TEVFİK FİKRET- HEMŞİREM İÇİN ŞİİRİNİN İNCELEMESİ
Biz çocuktuk, seni defn eylediler
Bi-vefâ kumlara bî-kayd eller
O zamandan beri müştak-ı zebûn
Ne zaman kıbleye dönsem dil-hûn
Seni bir mahfede pûyan görürüm;
Sonra kumlarda perişan görürüm.
Bir diken belki delîl-i kabrin,
Develer belki ziyaretçilerin;
Kim bilir, belki de pâmâl-i gubâr,
Ne diken var ne ziyaret ne mezar;
Ne de sen... Bense bugün derdimle
Seni inletmeğe geldim, dinle.
II.
Bu lanet ile fakat muzdarib mi vicdanın
Sorun fazileti tahkir eden esâfilden
Sorun tabiatı terzil eden erâzilden
Bu la’net ile evet muztarib mi vicdanın
Sorun şu ismeti temsim eden o katilden
III.
Öldürdüler bu hem de bugün şimdi olmadı
Çoktan gömüldü hüsn-i şebâbın, zerafetin,
Kalbin, kadınlığın, şerefin istirâhatin
Bir an didiklemekten o hâin yorulmadı
Bittin çamurlu tırnağı altında gılzetin
(Tevfik Fikret)
Günümüz Türkçesiyle
KIZ KARDEŞİM İÇİN
I.
Biz çocuktuk seni gömdüler
Vefasız kumlara, duyarsız eller
O zamandan beri özleyen ve aciz
Ne zaman Kıble’ye dönsem içim kan ağlayarak
Seni bir yerde koşar görürüm
Seni kumlarda perişan görürüm
Bir diken belki mezarının delili
Develer belki ziyaretçilerin
Kim bilir, belki de tozlarla çiğnenmiş
Ne diken var ne ziyaret ne mezar
Ne de sen... Bense bugün derdimle
Seni inletmeye geldim, dinle.
II.
Bu lanetiyle fakat ıstıraplı mı vicdanın
Sorun fazileti aşağılayan en bayağı insanlardan
Sorun doğayı rezil eden rezillerden
Bu lanetiyle, evet, ıstırap çekiyor mu vicdanın
Sorun şu masumluğu zehirleyen o katilden
III.
Öldürdüler... Bu hem de bugün, şimdi olmadı
Çoktan gömüldü gençliğinin güzelliği, zarafetin
Kalbin, kadınlığın, şerefin, istirahatin
Bir an didiklemekten o hain yorulmadı
Tükendin çamurlu tırnağı altında kabalığın
Tevfik Fikret bu şiiri, kız kardeşi Sıdıka Hanım’ın ölümü üzerine yazmıştır. Bu şiir onun bireysel duygulardan evrensel konulara yönelişinin bir yansımasıdır. Bu bağlamda Tevfik Fikret’in şiir anlayışının aşamalarından birini göstermesi bakımından da önemlidir.

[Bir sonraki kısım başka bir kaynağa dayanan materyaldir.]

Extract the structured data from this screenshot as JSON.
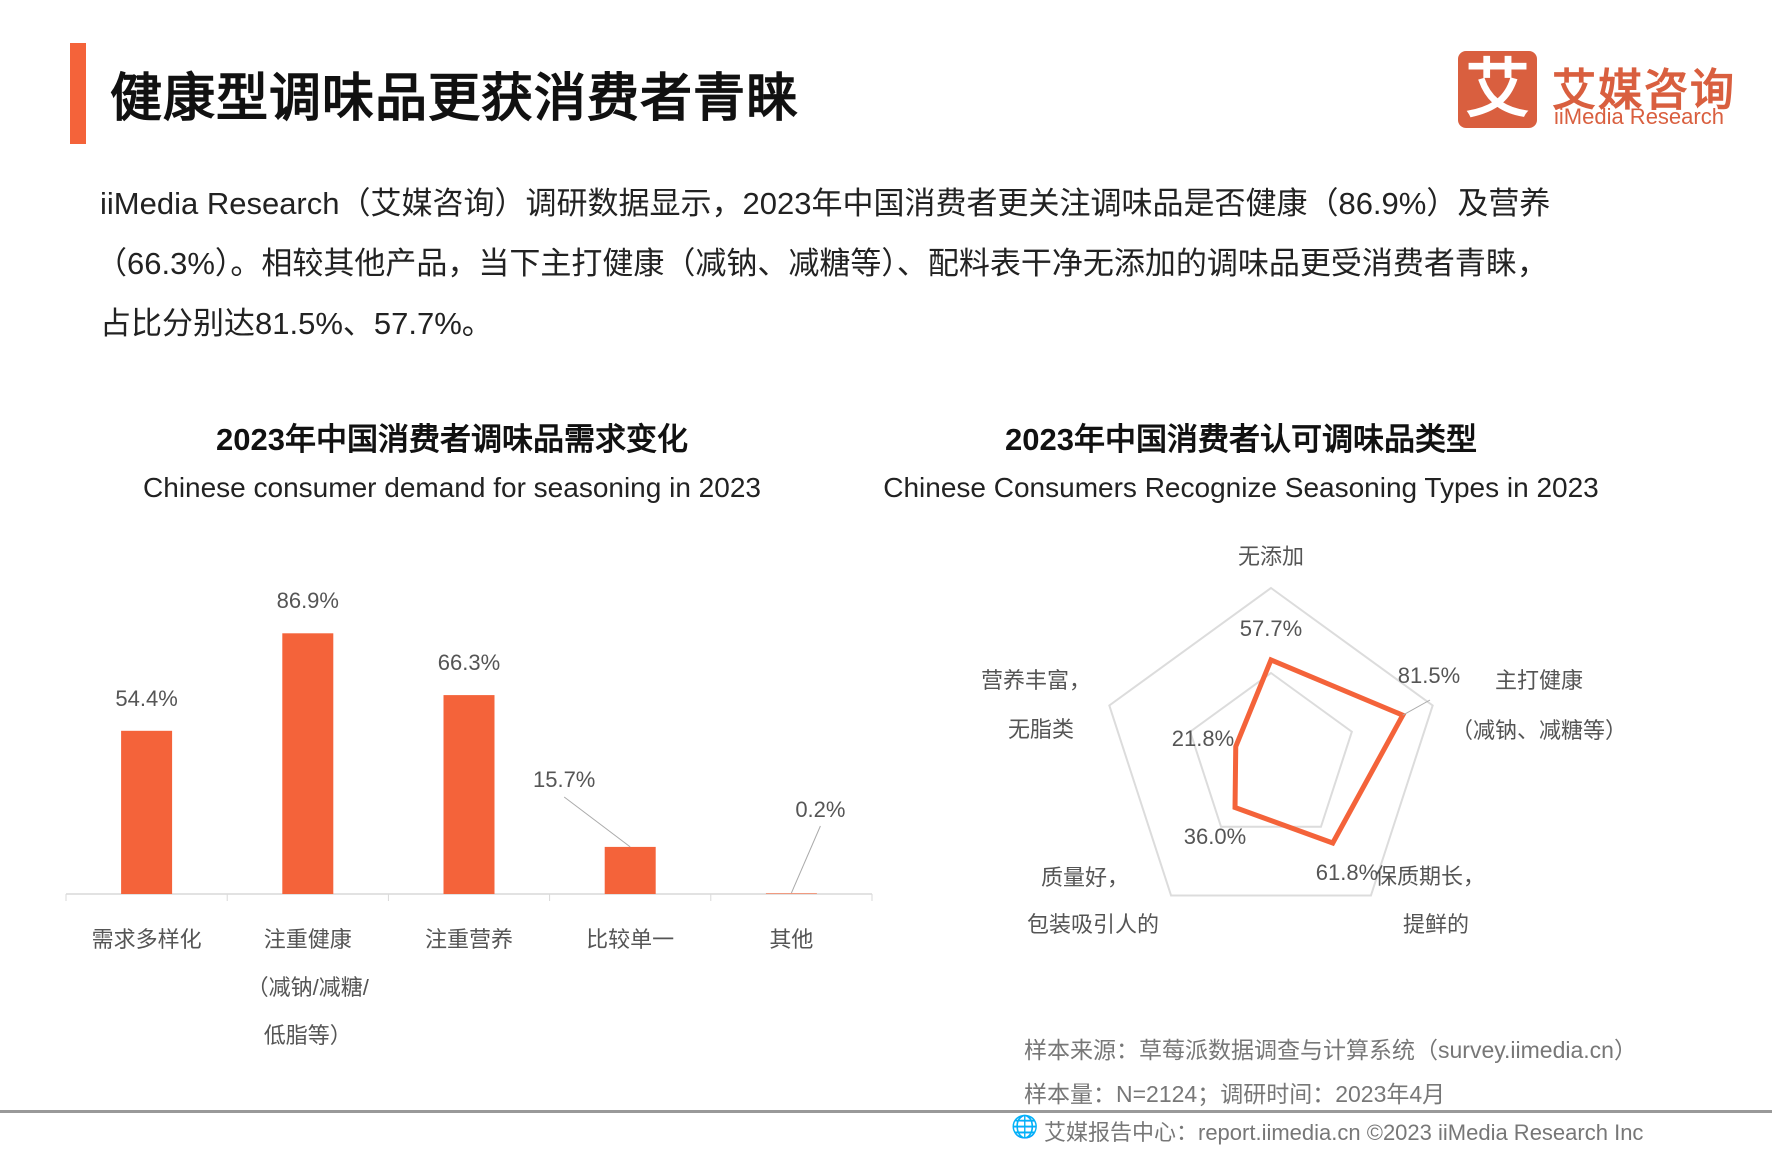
{
  "header": {
    "title": "健康型调味品更获消费者青睐",
    "logo_cn": "艾媒咨询",
    "logo_en": "iiMedia Research",
    "logo_mark": "艾",
    "accent_color": "#f4633a"
  },
  "paragraph": [
    "iiMedia  Research（艾媒咨询）调研数据显示，2023年中国消费者更关注调味品是否健康（86.9%）及营养",
    "（66.3%）。相较其他产品，当下主打健康（减钠、减糖等）、配料表干净无添加的调味品更受消费者青睐，",
    "占比分别达81.5%、57.7%。"
  ],
  "chart_data": [
    {
      "type": "bar",
      "title": "2023年中国消费者调味品需求变化",
      "subtitle": "Chinese consumer demand for seasoning in 2023",
      "categories": [
        [
          "需求多样化"
        ],
        [
          "注重健康",
          "（减钠/减糖/",
          "低脂等）"
        ],
        [
          "注重营养"
        ],
        [
          "比较单一"
        ],
        [
          "其他"
        ]
      ],
      "values": [
        54.4,
        86.9,
        66.3,
        15.7,
        0.2
      ],
      "data_labels": [
        "54.4%",
        "86.9%",
        "66.3%",
        "15.7%",
        "0.2%"
      ],
      "ylim": [
        0,
        100
      ],
      "grid": false,
      "color": "#f4633a"
    },
    {
      "type": "radar",
      "title": "2023年中国消费者认可调味品类型",
      "subtitle": "Chinese Consumers Recognize Seasoning Types in 2023",
      "categories": [
        [
          "无添加"
        ],
        [
          "主打健康",
          "（减钠、减糖等）"
        ],
        [
          "保质期长，",
          "提鲜的"
        ],
        [
          "质量好，",
          "包装吸引人的"
        ],
        [
          "营养丰富，",
          "无脂类"
        ]
      ],
      "values": [
        57.7,
        81.5,
        61.8,
        36.0,
        21.8
      ],
      "data_labels": [
        "57.7%",
        "81.5%",
        "61.8%",
        "36.0%",
        "21.8%"
      ],
      "rlim": [
        0,
        100
      ],
      "color": "#f4633a"
    }
  ],
  "footer": {
    "source": "样本来源：草莓派数据调查与计算系统（survey.iimedia.cn）",
    "sample": "样本量：N=2124；调研时间：2023年4月",
    "credit": "艾媒报告中心：report.iimedia.cn   ©2023  iiMedia Research  Inc"
  }
}
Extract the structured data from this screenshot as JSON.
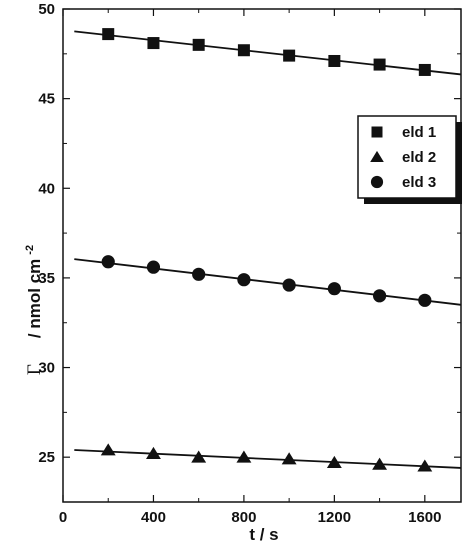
{
  "chart_data": {
    "type": "scatter",
    "xlabel": "t / s",
    "ylabel_symbol": "Γ",
    "ylabel_unit": "/ nmol cm",
    "ylabel_superscript": "-2",
    "xlim": [
      0,
      1760
    ],
    "ylim": [
      22.5,
      50
    ],
    "x_ticks": [
      0,
      400,
      800,
      1200,
      1600
    ],
    "y_ticks": [
      25,
      30,
      35,
      40,
      45,
      50
    ],
    "x": [
      200,
      400,
      600,
      800,
      1000,
      1200,
      1400,
      1600
    ],
    "series": [
      {
        "name": "eld 1",
        "marker": "square",
        "values": [
          48.6,
          48.1,
          48.0,
          47.7,
          47.4,
          47.1,
          46.9,
          46.6
        ],
        "fit": {
          "x": [
            50,
            1760
          ],
          "y": [
            48.75,
            46.35
          ]
        }
      },
      {
        "name": "eld 2",
        "marker": "triangle",
        "values": [
          25.4,
          25.2,
          25.0,
          25.0,
          24.9,
          24.7,
          24.6,
          24.5
        ],
        "fit": {
          "x": [
            50,
            1760
          ],
          "y": [
            25.4,
            24.4
          ]
        }
      },
      {
        "name": "eld 3",
        "marker": "circle",
        "values": [
          35.9,
          35.6,
          35.2,
          34.9,
          34.6,
          34.4,
          34.0,
          33.75
        ],
        "fit": {
          "x": [
            50,
            1760
          ],
          "y": [
            36.05,
            33.5
          ]
        }
      }
    ],
    "legend": "upper-right",
    "grid": false,
    "color": "#111111"
  }
}
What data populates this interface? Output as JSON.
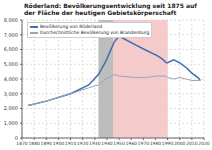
{
  "chart_data": {
    "type": "line",
    "title": "Röderland: Bevölkerungsentwicklung seit 1875 auf der Fläche der heutigen Gebietskörperschaft",
    "series": [
      {
        "name": "Bevölkerung von Röderland",
        "color": "#3f6fb0",
        "x": [
          1875,
          1890,
          1910,
          1925,
          1933,
          1939,
          1946,
          1950,
          1964,
          1971,
          1981,
          1985,
          1989,
          1990,
          1995,
          2000,
          2005,
          2010,
          2015,
          2017
        ],
        "values": [
          2200,
          2500,
          3000,
          3600,
          4300,
          5200,
          6500,
          6900,
          6300,
          6000,
          5600,
          5400,
          5100,
          5100,
          5300,
          5100,
          4800,
          4400,
          4100,
          3900
        ]
      },
      {
        "name": "Durchschnittliche Bevölkerung von Brandenburg",
        "color": "#9aa6b8",
        "x": [
          1875,
          1890,
          1910,
          1925,
          1933,
          1939,
          1946,
          1950,
          1964,
          1971,
          1981,
          1985,
          1989,
          1990,
          1995,
          2000,
          2005,
          2010,
          2015,
          2017
        ],
        "values": [
          2200,
          2500,
          3000,
          3400,
          3600,
          4000,
          4300,
          4200,
          4100,
          4100,
          4200,
          4200,
          4200,
          4100,
          4000,
          4100,
          4000,
          3900,
          3900,
          3900
        ]
      }
    ],
    "shaded_periods": [
      {
        "from": 1933,
        "to": 1945,
        "color": "#bdbdbd"
      },
      {
        "from": 1945,
        "to": 1990,
        "color": "#f5caca"
      }
    ],
    "xlim": [
      1870,
      2020
    ],
    "xticks": [
      1870,
      1880,
      1890,
      1900,
      1910,
      1920,
      1930,
      1940,
      1950,
      1960,
      1970,
      1980,
      1990,
      2000,
      2010,
      2020
    ],
    "ylim": [
      0,
      8000
    ],
    "yticks": [
      0,
      {
        "value": 1000,
        "label": "1,000"
      },
      {
        "value": 2000,
        "label": "2,000"
      },
      {
        "value": 3000,
        "label": "3,000"
      },
      {
        "value": 4000,
        "label": "4,000"
      },
      {
        "value": 5000,
        "label": "5,000"
      },
      {
        "value": 6000,
        "label": "6,000"
      },
      {
        "value": 7000,
        "label": "7,000"
      },
      {
        "value": 8000,
        "label": "8,000"
      }
    ],
    "grid": true,
    "legend": "upper left"
  }
}
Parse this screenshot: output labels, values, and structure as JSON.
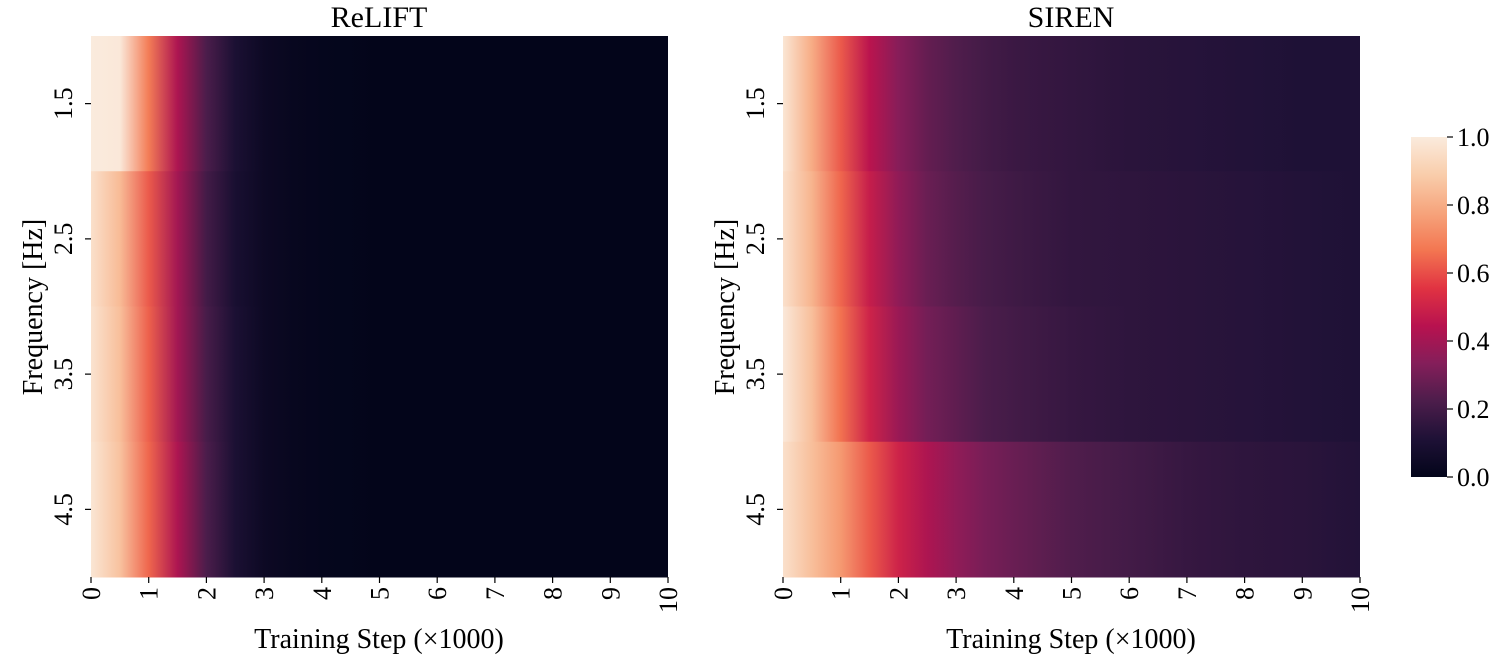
{
  "chart_data": [
    {
      "type": "heatmap",
      "title": "ReLIFT",
      "xlabel": "Training Step (×1000)",
      "ylabel": "Frequency [Hz]",
      "x_ticks": [
        "0",
        "1",
        "2",
        "3",
        "4",
        "5",
        "6",
        "7",
        "8",
        "9",
        "10"
      ],
      "x": [
        0,
        0.5,
        1,
        1.5,
        2,
        2.5,
        3,
        3.5,
        4,
        5,
        6,
        7,
        8,
        9,
        10
      ],
      "rows": [
        "1.5",
        "2.5",
        "3.5",
        "4.5"
      ],
      "series": [
        {
          "name": "1.5",
          "values": [
            1.0,
            0.99,
            0.68,
            0.42,
            0.22,
            0.1,
            0.04,
            0.02,
            0.01,
            0.0,
            0.0,
            0.0,
            0.0,
            0.0,
            0.0
          ]
        },
        {
          "name": "2.5",
          "values": [
            0.96,
            0.84,
            0.62,
            0.4,
            0.2,
            0.09,
            0.04,
            0.02,
            0.01,
            0.0,
            0.0,
            0.0,
            0.0,
            0.0,
            0.0
          ]
        },
        {
          "name": "3.5",
          "values": [
            0.97,
            0.85,
            0.63,
            0.4,
            0.21,
            0.1,
            0.04,
            0.02,
            0.01,
            0.0,
            0.0,
            0.0,
            0.0,
            0.0,
            0.0
          ]
        },
        {
          "name": "4.5",
          "values": [
            0.98,
            0.86,
            0.64,
            0.42,
            0.22,
            0.1,
            0.04,
            0.02,
            0.01,
            0.0,
            0.0,
            0.0,
            0.0,
            0.0,
            0.0
          ]
        }
      ],
      "zlim": [
        0,
        1
      ]
    },
    {
      "type": "heatmap",
      "title": "SIREN",
      "xlabel": "Training Step (×1000)",
      "ylabel": "Frequency [Hz]",
      "x_ticks": [
        "0",
        "1",
        "2",
        "3",
        "4",
        "5",
        "6",
        "7",
        "8",
        "9",
        "10"
      ],
      "x": [
        0,
        0.5,
        1,
        1.5,
        2,
        2.5,
        3,
        3.5,
        4,
        5,
        6,
        7,
        8,
        9,
        10
      ],
      "rows": [
        "1.5",
        "2.5",
        "3.5",
        "4.5"
      ],
      "series": [
        {
          "name": "1.5",
          "values": [
            0.98,
            0.8,
            0.62,
            0.45,
            0.34,
            0.27,
            0.23,
            0.2,
            0.18,
            0.16,
            0.14,
            0.13,
            0.12,
            0.11,
            0.11
          ]
        },
        {
          "name": "2.5",
          "values": [
            0.96,
            0.82,
            0.64,
            0.48,
            0.36,
            0.28,
            0.24,
            0.21,
            0.19,
            0.16,
            0.15,
            0.14,
            0.13,
            0.12,
            0.11
          ]
        },
        {
          "name": "3.5",
          "values": [
            0.99,
            0.85,
            0.66,
            0.5,
            0.38,
            0.3,
            0.26,
            0.22,
            0.2,
            0.17,
            0.15,
            0.14,
            0.13,
            0.12,
            0.11
          ]
        },
        {
          "name": "4.5",
          "values": [
            0.96,
            0.85,
            0.75,
            0.62,
            0.5,
            0.42,
            0.36,
            0.31,
            0.28,
            0.23,
            0.2,
            0.17,
            0.15,
            0.14,
            0.12
          ]
        }
      ],
      "zlim": [
        0,
        1
      ]
    }
  ],
  "colorbar": {
    "ticks": [
      "0.0",
      "0.2",
      "0.4",
      "0.6",
      "0.8",
      "1.0"
    ],
    "range": [
      0,
      1
    ],
    "colormap": "rocket",
    "colors": [
      "#03051a",
      "#1e1136",
      "#4c1d4b",
      "#841e5a",
      "#b8124f",
      "#e13342",
      "#f37651",
      "#f6a47c",
      "#f9cdab",
      "#faebdd"
    ]
  }
}
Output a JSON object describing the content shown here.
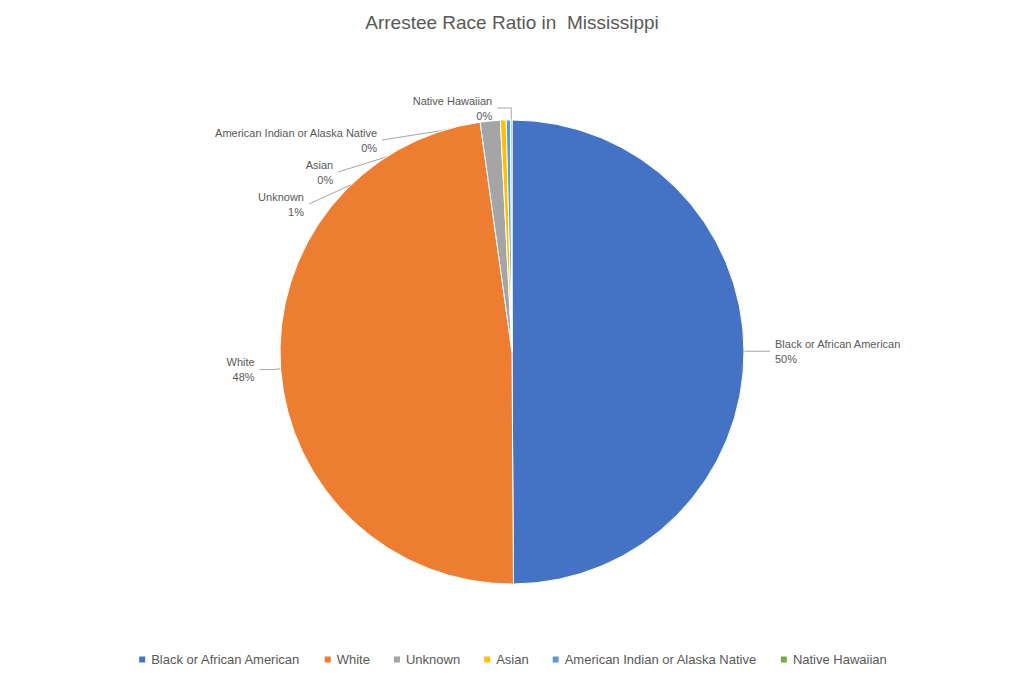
{
  "chart_data": {
    "type": "pie",
    "title": "Arrestee Race Ratio in  Mississippi",
    "categories": [
      "Black or African American",
      "White",
      "Unknown",
      "Asian",
      "American Indian or Alaska Native",
      "Native Hawaiian"
    ],
    "values": [
      50,
      48,
      1.4,
      0.4,
      0.3,
      0.1
    ],
    "value_labels": [
      "50%",
      "48%",
      "1%",
      "0%",
      "0%",
      "0%"
    ],
    "colors": [
      "#4472c4",
      "#ed7d31",
      "#a5a5a5",
      "#ffc000",
      "#5b9bd5",
      "#70ad47"
    ],
    "data_labels": true,
    "legend": "bottom"
  }
}
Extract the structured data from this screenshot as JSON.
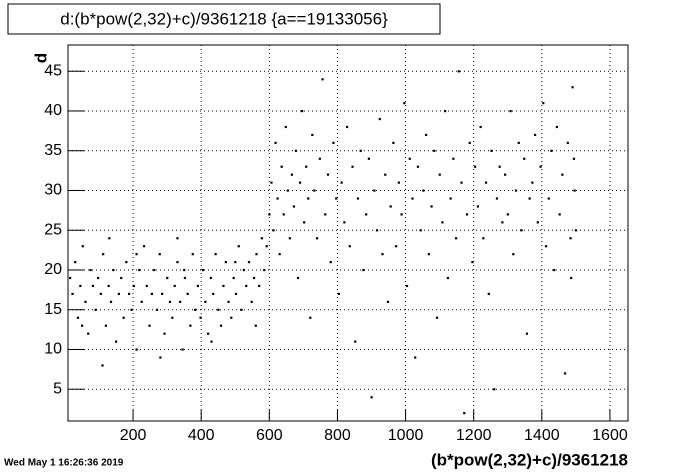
{
  "chart_data": {
    "type": "scatter",
    "title": "d:(b*pow(2,32)+c)/9361218 {a==19133056}",
    "x_label": "(b*pow(2,32)+c)/9361218",
    "y_label": "d",
    "timestamp": "Wed May  1 16:26:36 2019",
    "color": "#000000",
    "grid": true,
    "xlim": [
      9,
      1653
    ],
    "ylim": [
      1,
      48.3
    ],
    "xticks": [
      200,
      400,
      600,
      800,
      1000,
      1200,
      1400,
      1600
    ],
    "yticks": [
      5,
      10,
      15,
      20,
      25,
      30,
      35,
      40,
      45
    ],
    "x": [
      15,
      22,
      30,
      38,
      45,
      52,
      60,
      68,
      75,
      82,
      90,
      97,
      105,
      112,
      120,
      128,
      135,
      142,
      150,
      158,
      165,
      172,
      180,
      188,
      195,
      202,
      210,
      218,
      225,
      232,
      240,
      248,
      255,
      262,
      270,
      278,
      285,
      292,
      300,
      308,
      315,
      322,
      330,
      338,
      345,
      352,
      360,
      368,
      375,
      382,
      390,
      398,
      405,
      412,
      420,
      428,
      435,
      442,
      450,
      458,
      465,
      472,
      480,
      488,
      495,
      502,
      510,
      518,
      525,
      532,
      540,
      548,
      555,
      562,
      570,
      578,
      585,
      592,
      600,
      606,
      612,
      618,
      624,
      630,
      636,
      642,
      648,
      654,
      660,
      666,
      672,
      678,
      684,
      690,
      696,
      702,
      708,
      714,
      720,
      726,
      732,
      740,
      748,
      756,
      764,
      772,
      780,
      788,
      796,
      804,
      812,
      820,
      828,
      836,
      844,
      852,
      860,
      868,
      876,
      884,
      892,
      900,
      908,
      916,
      924,
      932,
      940,
      948,
      956,
      964,
      972,
      980,
      988,
      996,
      1004,
      1012,
      1020,
      1028,
      1036,
      1044,
      1052,
      1060,
      1068,
      1076,
      1084,
      1092,
      1100,
      1108,
      1116,
      1124,
      1132,
      1140,
      1148,
      1156,
      1164,
      1172,
      1180,
      1188,
      1196,
      1204,
      1212,
      1220,
      1228,
      1236,
      1244,
      1252,
      1260,
      1268,
      1276,
      1284,
      1292,
      1300,
      1308,
      1316,
      1324,
      1332,
      1340,
      1348,
      1356,
      1364,
      1372,
      1380,
      1388,
      1396,
      1404,
      1412,
      1420,
      1428,
      1436,
      1444,
      1452,
      1460,
      1468,
      1476,
      1484,
      1490,
      1496,
      1500,
      1494,
      1486,
      50,
      130,
      210,
      280,
      350,
      430,
      500,
      560,
      110,
      330
    ],
    "y": [
      19,
      17,
      21,
      14,
      18,
      23,
      16,
      12,
      20,
      18,
      15,
      19,
      17,
      22,
      13,
      18,
      16,
      20,
      11,
      17,
      19,
      14,
      21,
      17,
      15,
      18,
      10,
      20,
      16,
      23,
      18,
      13,
      17,
      20,
      15,
      22,
      17,
      12,
      19,
      16,
      14,
      18,
      21,
      16,
      10,
      19,
      17,
      13,
      22,
      15,
      18,
      14,
      20,
      16,
      12,
      19,
      17,
      22,
      15,
      13,
      18,
      21,
      16,
      14,
      19,
      17,
      23,
      15,
      20,
      18,
      21,
      16,
      19,
      22,
      18,
      24,
      20,
      23,
      27,
      31,
      25,
      36,
      29,
      22,
      33,
      27,
      38,
      30,
      24,
      32,
      28,
      35,
      19,
      31,
      40,
      26,
      33,
      29,
      14,
      37,
      30,
      24,
      34,
      44,
      27,
      32,
      21,
      36,
      29,
      17,
      31,
      26,
      38,
      23,
      33,
      11,
      29,
      35,
      20,
      27,
      34,
      4,
      30,
      25,
      39,
      22,
      32,
      16,
      28,
      36,
      23,
      31,
      27,
      41,
      18,
      34,
      29,
      9,
      33,
      25,
      30,
      37,
      22,
      28,
      35,
      14,
      32,
      26,
      40,
      19,
      29,
      34,
      24,
      45,
      31,
      2,
      27,
      36,
      21,
      33,
      28,
      38,
      24,
      31,
      17,
      35,
      5,
      29,
      33,
      26,
      32,
      27,
      40,
      22,
      30,
      36,
      25,
      34,
      12,
      29,
      31,
      37,
      26,
      33,
      41,
      23,
      29,
      35,
      20,
      38,
      27,
      32,
      7,
      36,
      24,
      43,
      30,
      25,
      34,
      19,
      13,
      24,
      22,
      9,
      20,
      11,
      21,
      13,
      8,
      24
    ]
  }
}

Şairin bu şiirde üç ayrı aruz kalıbı kullandığı görülmektedir. Şair I. bölümde “fe’ilâtün fe’ilâtün fe’ilün”; II. bölümde “mefâ’ilün fe’ilâtün mefâ’ilün fe’ilün”; III. bölümde ise “mef’ûlü fâ’ilâtü mefâ’îlü fâilün” kalıplarını kullanmıştır.
Bu anlayış, edebiyata Servet-i Fünûn döneminde girmiştir. Çünkü Tevfik Fikret ve Cenap Sahabettin başta olmak üzere Servet-i Fünûn şairleri aruz kalıplarını müzik değerleri bakımından ele almışlardır. Sonra kullanılan kalıbın şiirin konusuna ve dize içindeki sözcüklerle uyumlu olmasına dikkat etmişlerdir. Hatta Tevfik Fikret’in bu şiirde yaptığı gibi, ölçünün müzik değeri açısından konuyla uyumunu sağlayabilmek için, konunun gelişmesine göre, bir şiir içinde birkaç kalıp kullanmışlardır. Bu durum, Servet-i Fünûn edebiyatına özgüdür. Bu şiirde bireysel bir konu, ağır bir dille, sanatlı bir anlatımla ele alınmıştır. Dolayısıyla bu şiir “konu, tema, biçim, dil, ahenk” unsurları bakımından Servet-i Fünûn şiirinin özelliklerini yansıtmaktadır.